Another example of how I am applying Simplify, Standardize, Automate to my own stuff.
A lot of you know that, outside of my day job, I work on the FreeDOS Project. For a long time, I've had a kind of "blog" there where I'd write about various happenings, things that didn't really fit as a "news item" on the main page. This was a "blog" in the lowest sense - to add a new item to the page, I had to edit the page.
Just like how I used to do this blog, I created a simple shell script that automatically generated my FreeDOS "blog" pages based on posts I kept as html files in a particular directory. Recently, I decided the shell script was a good start, but what I really needed was a blogging system. Fortunately, SourceForge (where www.freedos.org is hosted) now offers application hosting for SF users. One of those applications is Wordpress, a popular blogging system.
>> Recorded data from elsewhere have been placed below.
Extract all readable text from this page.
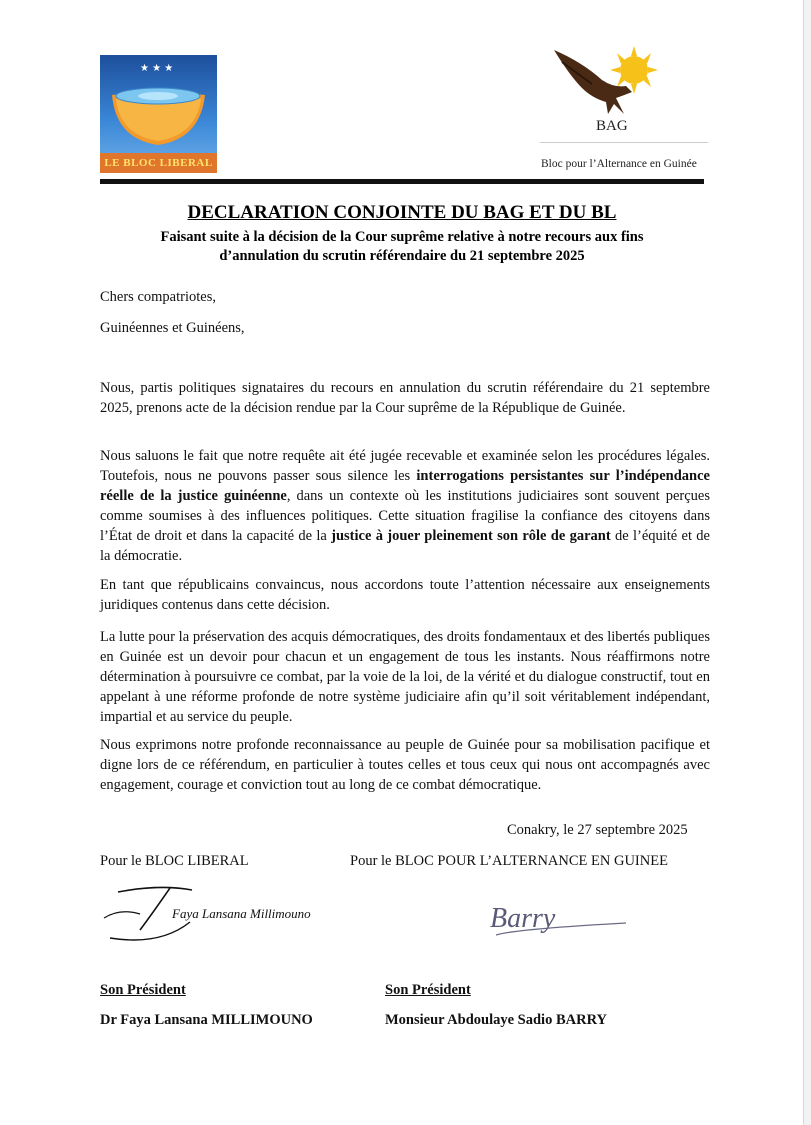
★ ★ ★
LE BLOC LIBERAL
BAG
Bloc pour l’Alternance en Guinée
DECLARATION CONJOINTE DU BAG ET DU BL
Faisant suite à la décision de la Cour suprême relative à notre recours aux fins
d’annulation du scrutin référendaire du 21 septembre 2025
Chers compatriotes,
Guinéennes et Guinéens,
Nous, partis politiques signataires du recours en annulation du scrutin référendaire du 21 septembre 2025, prenons acte de la décision rendue par la Cour suprême de la République de Guinée.
Nous saluons le fait que notre requête ait été jugée recevable et examinée selon les procédures légales. Toutefois, nous ne pouvons passer sous silence les interrogations persistantes sur l’indépendance réelle de la justice guinéenne, dans un contexte où les institutions judiciaires sont souvent perçues comme soumises à des influences politiques. Cette situation fragilise la confiance des citoyens dans l’État de droit et dans la capacité de la justice à jouer pleinement son rôle de garant de l’équité et de la démocratie.
En tant que républicains convaincus, nous accordons toute l’attention nécessaire aux enseignements juridiques contenus dans cette décision.
La lutte pour la préservation des acquis démocratiques, des droits fondamentaux et des libertés publiques en Guinée est un devoir pour chacun et un engagement de tous les instants. Nous réaffirmons notre détermination à poursuivre ce combat, par la voie de la loi, de la vérité et du dialogue constructif, tout en appelant à une réforme profonde de notre système judiciaire afin qu’il soit véritablement indépendant, impartial et au service du peuple.
Nous exprimons notre profonde reconnaissance au peuple de Guinée pour sa mobilisation pacifique et digne lors de ce référendum, en particulier à toutes celles et tous ceux qui nous ont accompagnés avec engagement, courage et conviction tout au long de ce combat démocratique.
Conakry, le 27 septembre 2025
Pour le BLOC LIBERAL	Pour le BLOC POUR L’ALTERNANCE EN GUINEE
Faya Lansana Millimouno	Barry
Son Président	Son Président
Dr Faya Lansana MILLIMOUNO	Monsieur Abdoulaye Sadio BARRY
Wordpress has a neat feature: categories. Using categories means I can use one blog to write about several different topic areas: FreeDOS updates, personal stuff, my work with Linux, etc.
But here's my problem: pretty much everyone on the FreeDOS Project would be uninterested in my personal stuff, most people who follow my Linux work won't want to hear about FreeDOS. Similarly, my friends and family aren't really DOS geeks, so they won't want to see the FreeDOS stuff either. That means no one will likely read my blog as a whole, just the bits they care about. Sure, people could simply follow my Wordpress blog for just the category they want to see - but as I mentioned earlier, I cannot change the (ugly) web design.
How to solve this? In the past, I've kept a separate web page for FreeDOS stuff, another for "friends and family", and another for Linux stuff. But now, I wanted to use Wordpress for blogging, rather than update web pages manually.
Scripting to the rescue! I wrote a shell script that scrapes my Wordscraper blog for a particular category, and displays it at each of my other web sites. Without posting the whole script (let me know if you want it), here's what happens:
- the blog category is fetched as an html file, using "wget"
- an in-line AWK script parses the html, to extract just the blog entries for that category
- another AWK script extracts the link(s) to the blog archives for that category
The tricky bit is that AWK script. Here it is for #2. Behold the power of AWK!
/<div class="post hentry category-/ { blog=1 }
/<div/ { if (blog==1) {div++} }
{ if ( (blog==1) && (div>0) ) {print} }
/<\/div/ { if (blog==1) { if (--div == 0) {blog=0} } }
I expect every person who works on the UNIX systems to understand what this means, as well as predict the output when run against this:
... </div><div class="post hentry category-uncategorized">
<h3 id="post-71"><a href="http:// ... /wordpress/jhall1/2009/02/05/test/" rel="bookmark" title="Permanent Link to test">test</a></h3>
<small>Thursday, February 5th, 2009</small><div class="entry">
<p>This is a test post to see if non-SF users can leave comments.</p><p><em>Update: looks like you need to have a SF account to leave comments.</em></p>
</div><p class="postmetadata"> Posted in <a href="http:// ... /wordpress/jhall1/category/uncategorized/" title="View all posts in Uncategorized" rel="category tag">Uncategorized</a> | <a href="http:// ... /wordpress/jhall1/2009/02/05/test/#respond" title="Comment on test">No Comments »</a></p>
</div>
<div class="navigation">
...
With this script in place, my personal blogs will magically appear at my "friends and family" web site, and my Linux comments will go to my "Linux" web site. And I just have to update a single blog.
This is the kind of scripting and level of automation that we need to use in Operations & Infrastructure, especially as we work to automate everything that we do.

How it works: In the html, the blog entries start with a div called "post hentry category-{category}". So for category "freedos", the div is called "post hentry category-freedos". Once I find that, I know I'm looking at the blog.
There are several divs inside the "post hentry category-{category}" div that contain the details of my blog posts. The /<div/ and /<\/div/ lines are essentially a "stack", so that every time I find a "<div>" start, I increment the stack, and every time I find a "</div>" I take one away from the stack.
That last line also says that when the stack is empty, I know I've exited the blog.
My web page (PHP) runs getblog.sh once an hour, and displays the output.
Found your blog when I was looking for this on google.
Will try the trick when I have some more time. Thanks.